L’ eco della voce si amplificò e diffuse rapidamente di casa in casa, tra i contadini, nelle campagne; con i mulattieri giunse fino a  Cefalù e Castelbuono e con i mandriani e i pastori attraversò le valli per risalire lungo le montagne.

In ogni casa, in ogni chiesa, in ogni angolo dilagò la notizia e si fece strada il sospetto prima e la convinzione poi che gli autori della sparizione non potevano che essere gli sgherri del barone.

I sospetti furono confermati da Anna Maria, la moglie di Onofrio Cangelosi, che giurò di avere visto per l’ ultima volta Morello in via Castello, non lontano dalle case di don Giuliano Cassataro, confabulare con tre campieri del marchese.

Don Giuliano, dal quale tutti volevano sapere, non si diede pace e organizzò ricerche accurate nel territorio di Pollina e nei paesi vicini, ma senza alcun risultato: di Morello nessuna notizia. Sembrava che fosse stato inghiottito dal nulla.

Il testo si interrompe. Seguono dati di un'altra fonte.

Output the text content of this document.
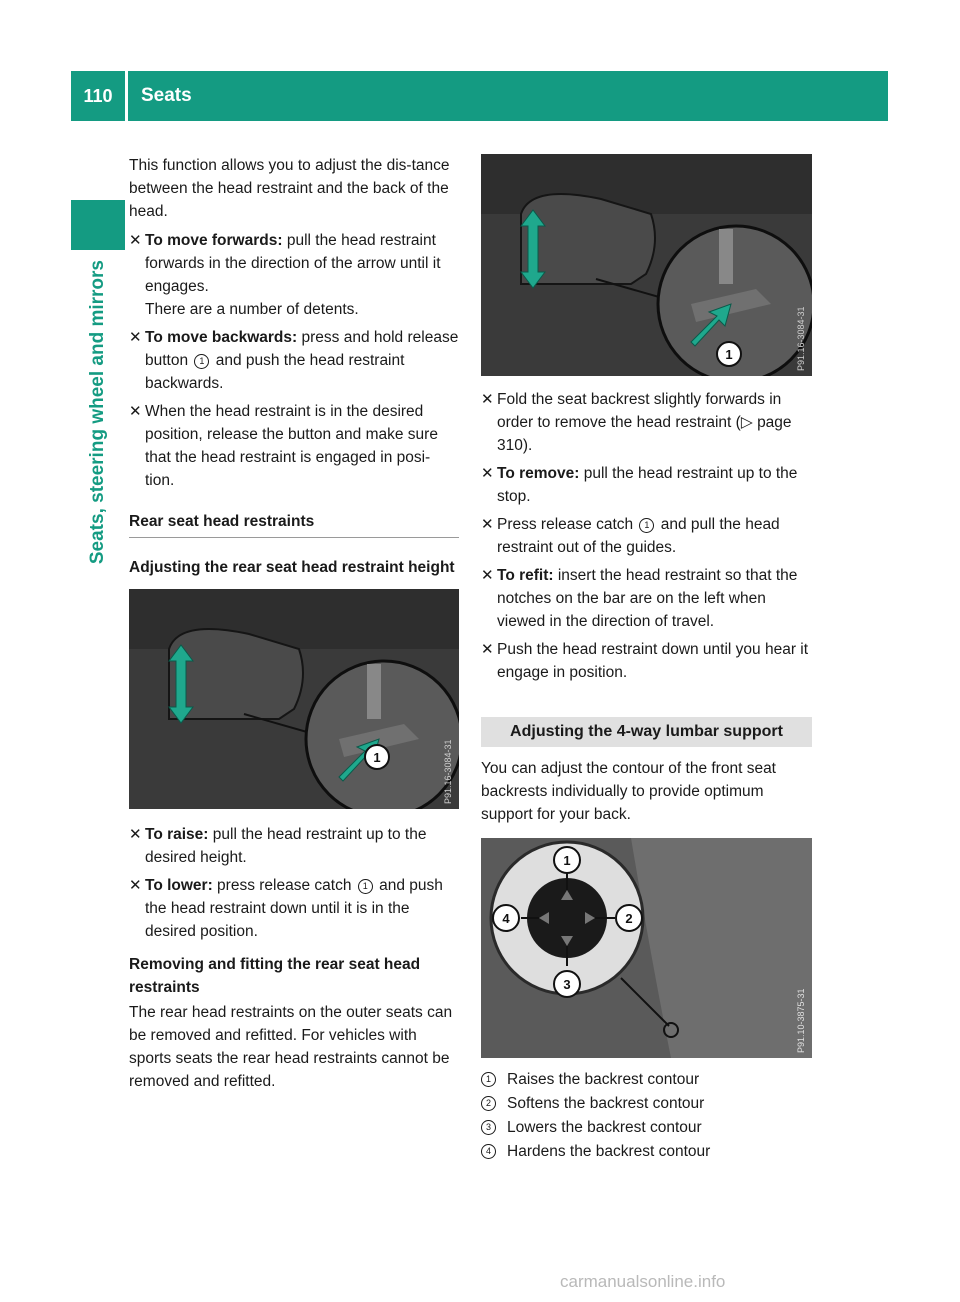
110	Seats
Seats, steering wheel and mirrors

This function allows you to adjust the dis-tance between the head restraint and the back of the head.

✕ To move forwards: pull the head restraint forwards in the direction of the arrow until it engages.
There are a number of detents.
✕ To move backwards: press and hold release button 1 and push the head restraint backwards.
✕ When the head restraint is in the desired position, release the button and make sure that the head restraint is engaged in posi-tion.
Rear seat head restraints
Adjusting the rear seat head restraint height
1	P91.16-3084-31
✕ To raise: pull the head restraint up to the desired height.
✕ To lower: press release catch 1 and push the head restraint down until it is in the desired position.
Removing and fitting the rear seat head restraints

The rear head restraints on the outer seats can be removed and refitted. For vehicles with sports seats the rear head restraints cannot be removed and refitted.

1	P91.16-3084-31
✕ Fold the seat backrest slightly forwards in order to remove the head restraint (▷ page 310).
✕ To remove: pull the head restraint up to the stop.
✕ Press release catch 1 and pull the head restraint out of the guides.
✕ To refit: insert the head restraint so that the notches on the bar are on the left when viewed in the direction of travel.
✕ Push the head restraint down until you hear it engage in position.
Adjusting the 4-way lumbar support

You can adjust the contour of the front seat backrests individually to provide optimum support for your back.

1
2
3
4
P91.10-3875-31
1	Raises the backrest contour
2	Softens the backrest contour
3	Lowers the backrest contour
4	Hardens the backrest contour
carmanualsonline.info
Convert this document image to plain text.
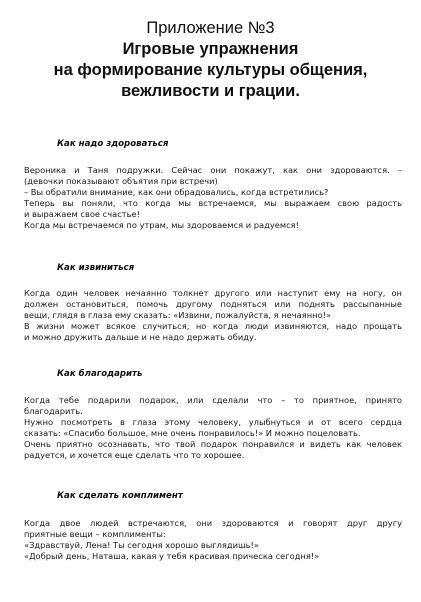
Приложение №3
Игровые упражнения
на формирование культуры общения,
вежливости и грации.
Как надо здороваться
Вероника и Таня подружки. Сейчас они покажут, как они здороваются. –
(девочки показывают объятия при встречи)
– Вы обратили внимание, как они обрадовались, когда встретились?
Теперь вы поняли, что когда мы встречаемся, мы выражаем свою радость
и выражаем свое счастье!
Когда мы встречаемся по утрам, мы здороваемся и радуемся!
Как извиниться
Когда один человек нечаянно толкнет другого или наступит ему на ногу, он
должен остановиться, помочь другому подняться или поднять рассыпанные
вещи, глядя в глаза ему сказать: «Извини, пожалуйста, я нечаянно!»
В жизни может всякое случиться, но когда люди извиняются, надо прощать
и можно дружить дальше и не надо держать обиду.
Как благодарить
Когда тебе подарили подарок, или сделали что – то приятное, принято
благодарить.
Нужно посмотреть в глаза этому человеку, улыбнуться и от всего сердца
сказать: «Спасибо большое, мне очень понравилось!» И можно поцеловать.
Очень приятно осознавать, что твой подарок понравился и видеть как человек
радуется, и хочется еще сделать что то хорошее.
Как сделать комплимент
Когда двое людей встречаются, они здороваются и говорят друг другу
приятные вещи – комплименты:
«Здравствуй, Лена! Ты сегодня хорошо выглядишь!»
«Добрый день, Наташа, какая у тебя красивая прическа сегодня!»
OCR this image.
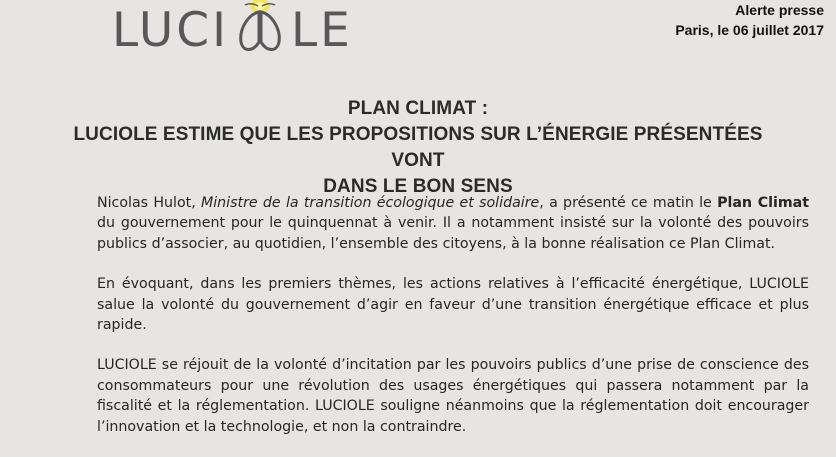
LUCI LE	Alerte presse
Paris, le 06 juillet 2017
PLAN CLIMAT :
LUCIOLE ESTIME QUE LES PROPOSITIONS SUR L’ÉNERGIE PRÉSENTÉES VONT
DANS LE BON SENS

Nicolas Hulot, Ministre de la transition écologique et solidaire, a présenté ce matin le Plan Climat du gouvernement pour le quinquennat à venir. Il a notamment insisté sur la volonté des pouvoirs publics d’associer, au quotidien, l’ensemble des citoyens, à la bonne réalisation ce Plan Climat.

En évoquant, dans les premiers thèmes, les actions relatives à l’efficacité énergétique, LUCIOLE salue la volonté du gouvernement d’agir en faveur d’une transition énergétique efficace et plus rapide.

LUCIOLE se réjouit de la volonté d’incitation par les pouvoirs publics d’une prise de conscience des consommateurs pour une révolution des usages énergétiques qui passera notamment par la fiscalité et la réglementation. LUCIOLE souligne néanmoins que la réglementation doit encourager l’innovation et la technologie, et non la contraindre.
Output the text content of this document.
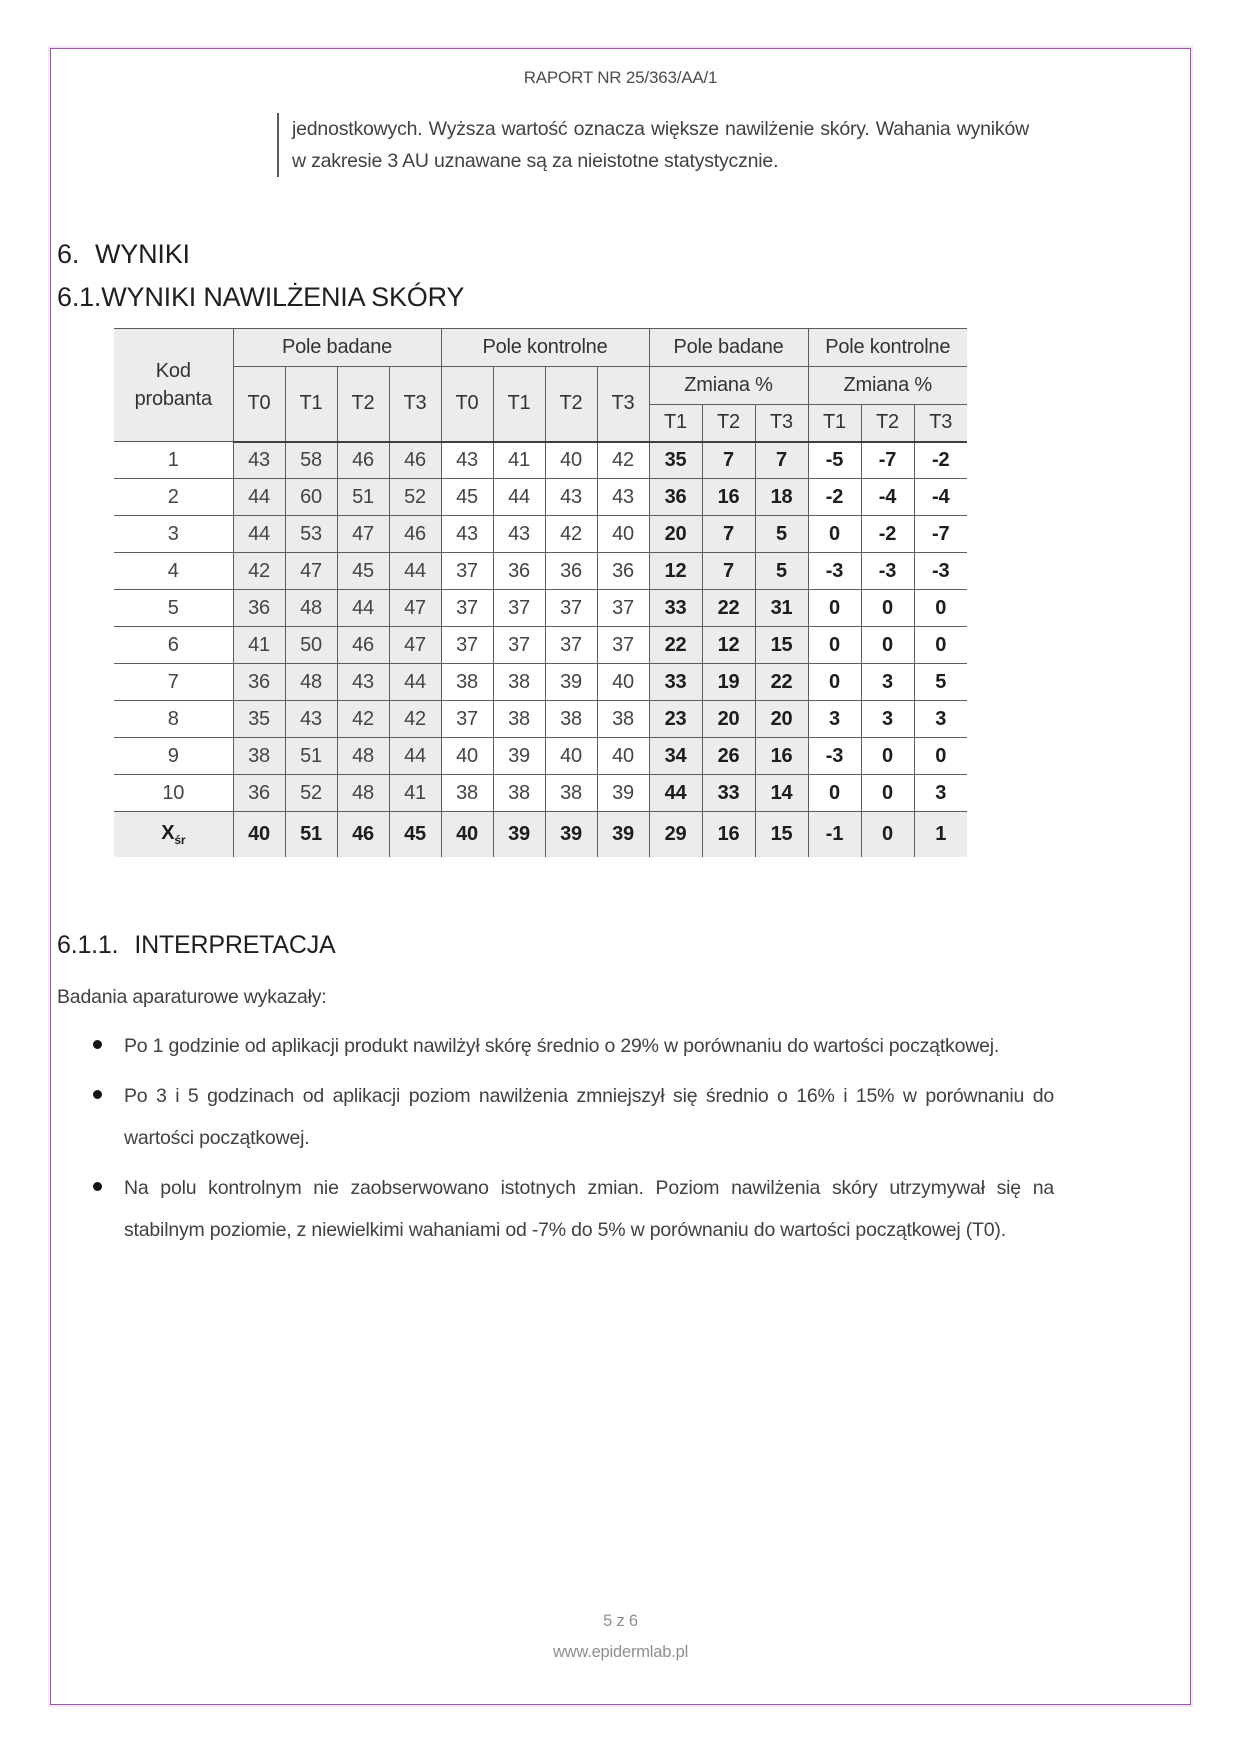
RAPORT NR 25/363/AA/1
jednostkowych. Wyższa wartość oznacza większe nawilżenie skóry. Wahania wyników w zakresie 3 AU uznawane są za nieistotne statystycznie.
6. WYNIKI
6.1.WYNIKI NAWILŻENIA SKÓRY
Kod
probanta	Pole badane				Pole kontrolne				Pole badane			Pole kontrolne		
	T0	T1	T2	T3	T0	T1	T2	T3	Zmiana %			Zmiana %		
									T1	T2	T3	T1	T2	T3
1	43	58	46	46	43	41	40	42	35	7	7	-5	-7	-2
2	44	60	51	52	45	44	43	43	36	16	18	-2	-4	-4
3	44	53	47	46	43	43	42	40	20	7	5	0	-2	-7
4	42	47	45	44	37	36	36	36	12	7	5	-3	-3	-3
5	36	48	44	47	37	37	37	37	33	22	31	0	0	0
6	41	50	46	47	37	37	37	37	22	12	15	0	0	0
7	36	48	43	44	38	38	39	40	33	19	22	0	3	5
8	35	43	42	42	37	38	38	38	23	20	20	3	3	3
9	38	51	48	44	40	39	40	40	34	26	16	-3	0	0
10	36	52	48	41	38	38	38	39	44	33	14	0	0	3
$X_{śr}$	40	51	46	45	40	39	39	39	29	16	15	-1	0	1
6.1.1. INTERPRETACJA
Badania aparaturowe wykazały:
Po 1 godzinie od aplikacji produkt nawilżył skórę średnio o 29% w porównaniu do wartości początkowej.
Po 3 i 5 godzinach od aplikacji poziom nawilżenia zmniejszył się średnio o 16% i 15% w porównaniu do wartości początkowej.
Na polu kontrolnym nie zaobserwowano istotnych zmian. Poziom nawilżenia skóry utrzymywał się na stabilnym poziomie, z niewielkimi wahaniami od -7% do 5% w porównaniu do wartości początkowej (T0).
5 z 6
www.epidermlab.pl
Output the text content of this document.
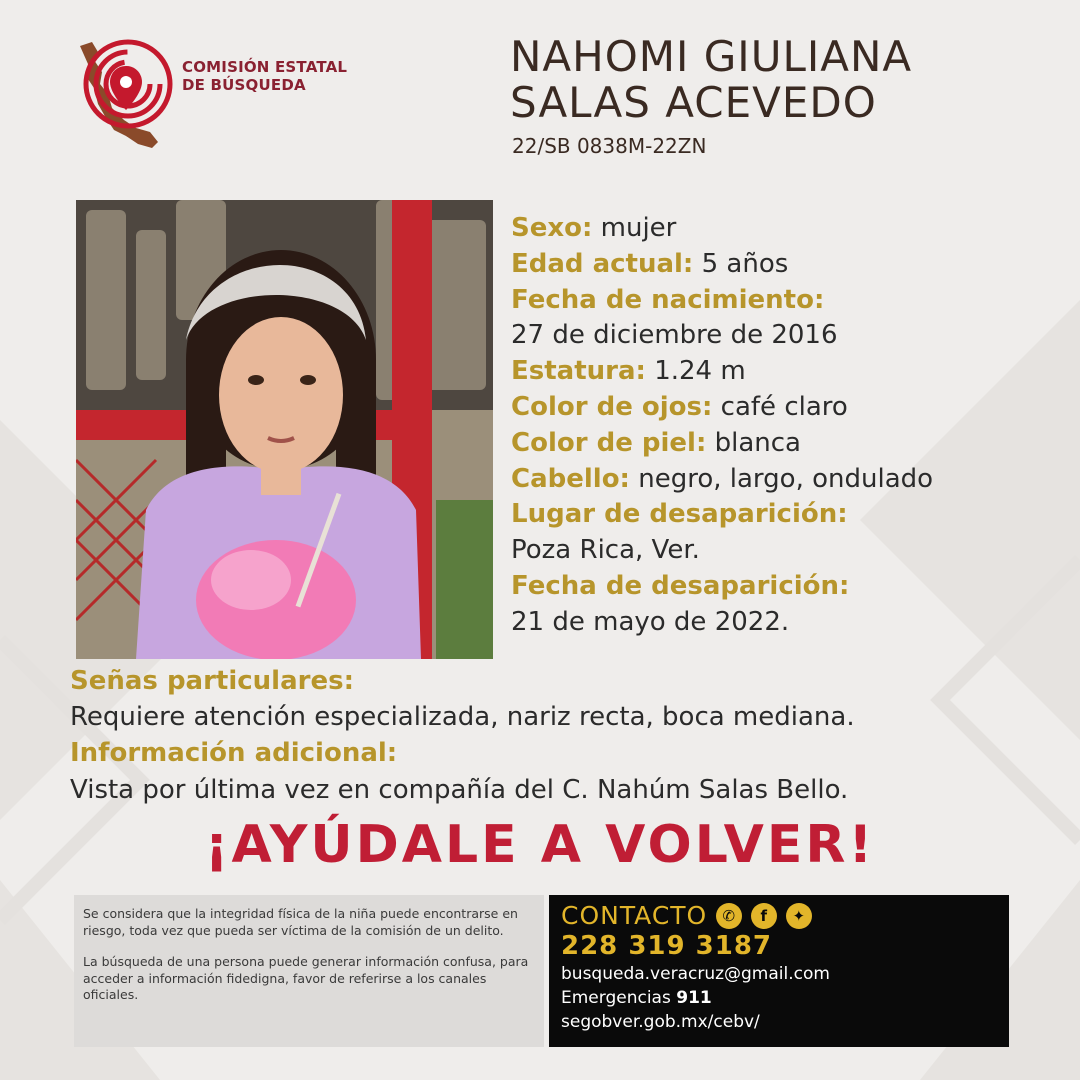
COMISIÓN ESTATAL
DE BÚSQUEDA
NAHOMI GIULIANA
SALAS ACEVEDO
22/SB 0838M-22ZN
Sexo: mujer
Edad actual: 5 años
Fecha de nacimiento:
27 de diciembre de 2016
Estatura: 1.24 m
Color de ojos: café claro
Color de piel: blanca
Cabello: negro, largo, ondulado
Lugar de desaparición:
Poza Rica, Ver.
Fecha de desaparición:
21 de mayo de 2022.
Señas particulares:
Requiere atención especializada, nariz recta, boca mediana.
Información adicional:
Vista por última vez en compañía del C. Nahúm Salas Bello.
¡AYÚDALE A VOLVER!

Se considera que la integridad física de la niña puede encontrarse en riesgo, toda vez que pueda ser víctima de la comisión de un delito.

La búsqueda de una persona puede generar información confusa, para acceder a información fidedigna, favor de referirse a los canales oficiales.

CONTACTO	✆	f	✦
228 319 3187
busqueda.veracruz@gmail.com
Emergencias 911
segobver.gob.mx/cebv/
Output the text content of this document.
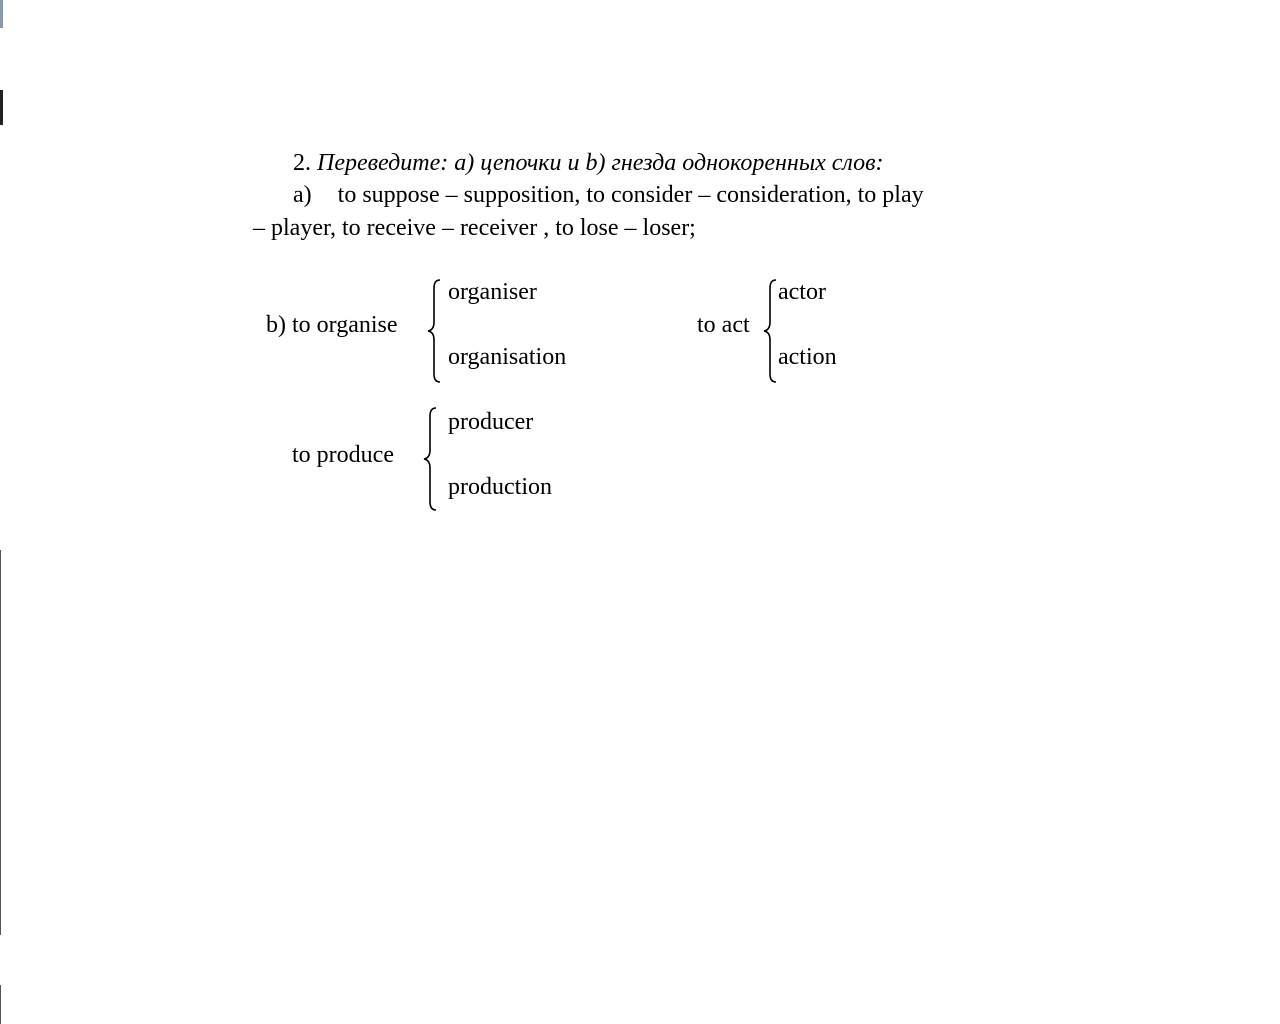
2. Переведите: а) цепочки и b) гнезда однокоренных слов:
a) to suppose – supposition, to consider – consideration, to play
– player, to receive – receiver , to lose – loser;
b) to organise
organiser
organisation
to act
actor
action
to produce
producer
production
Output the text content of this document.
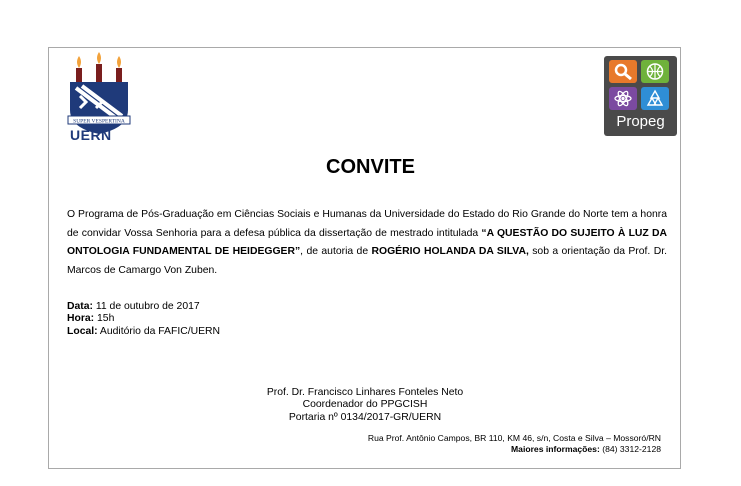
SUPER VESPERTINA
UERN
Propeg
CONVITE
O Programa de Pós-Graduação em Ciências Sociais e Humanas da Universidade do Estado do Rio Grande do Norte tem a honra de convidar Vossa Senhoria para a defesa pública da dissertação de mestrado intitulada “A QUESTÃO DO SUJEITO À LUZ DA ONTOLOGIA FUNDAMENTAL DE HEIDEGGER”, de autoria de ROGÉRIO HOLANDA DA SILVA, sob a orientação da Prof. Dr. Marcos de Camargo Von Zuben.
Data: 11 de outubro de 2017
Hora: 15h
Local: Auditório da FAFIC/UERN
Prof. Dr. Francisco Linhares Fonteles Neto
Coordenador do PPGCISH
Portaria nº 0134/2017-GR/UERN
Rua Prof. Antônio Campos, BR 110, KM 46, s/n, Costa e Silva – Mossoró/RN
Maiores informações: (84) 3312-2128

Ma all’ alba del sette agosto i contadini che si accingevano a recarsi nelle campagne e le donne che si dirigevano alla Chiesa della Maddalena per la messa mattutina udirono un tonfo, un rumore sordo e sinistro, come di un corpo precipitato dall’ alto, provenire dalla torre, quella posta sulla cima del Trappitello, quella agile e snella, protesa sulle pendici della Via Nuova.

In tanti accorsero, come guidati da un terribile presentimento destinato a divenire presto tragica realtà.

Era di Morello infatti il corpo precipitato dalla torre e che giaceva ora senza vita, disteso sul selciato. Accanto al corpo un fazzoletto di fine pizzo, riccamente ricamato in oro, sfuggito dalla mano ancora socchiusa del giovane, di cui, nella concitazione del momento, nessuno si accorse e che la brezza mattutina lievemente sospinse tra le rocce, giù nella valle.

Il corpo fu amorevolmente raccolto e trasportato nella Chiesa della Maddalena dove fu pietosamente deposto.

La voce del ritrovamento fece in un baleno il giro del paese e in pochissimo tempo tutti si riversarono in chiesa.

Don Giuliano fu tra i primi a giungervi.

Sopraffatto dal dolore e dall’ angoscia si chinò sul corpo privo di vita e baciò, tra le lacrime, la fronte del giovane.

“Iddio punirà i delitti” tuonò per poi raccogliersi in preghiera.

Ebbe esequie solenni Morello e la popolazione tutta partecipò commossa.

Suonarono a morto per tre giorni interi  le campane di tutte le chiese.

Della torre antica - divenuta per tutti la torre di Morello – in cui il barone Ventimiglia aveva fatto rinchiudere il giovane e dalla quale questi, dopo tre mesi di segregazione, era precipitato nel tentativo di fuggire, non rimangono oggi che i malinconici ruderi, a testimoniare il sacrificio per l’ affermazione del diritto e della giustizia sul privilegio e la prepotenza.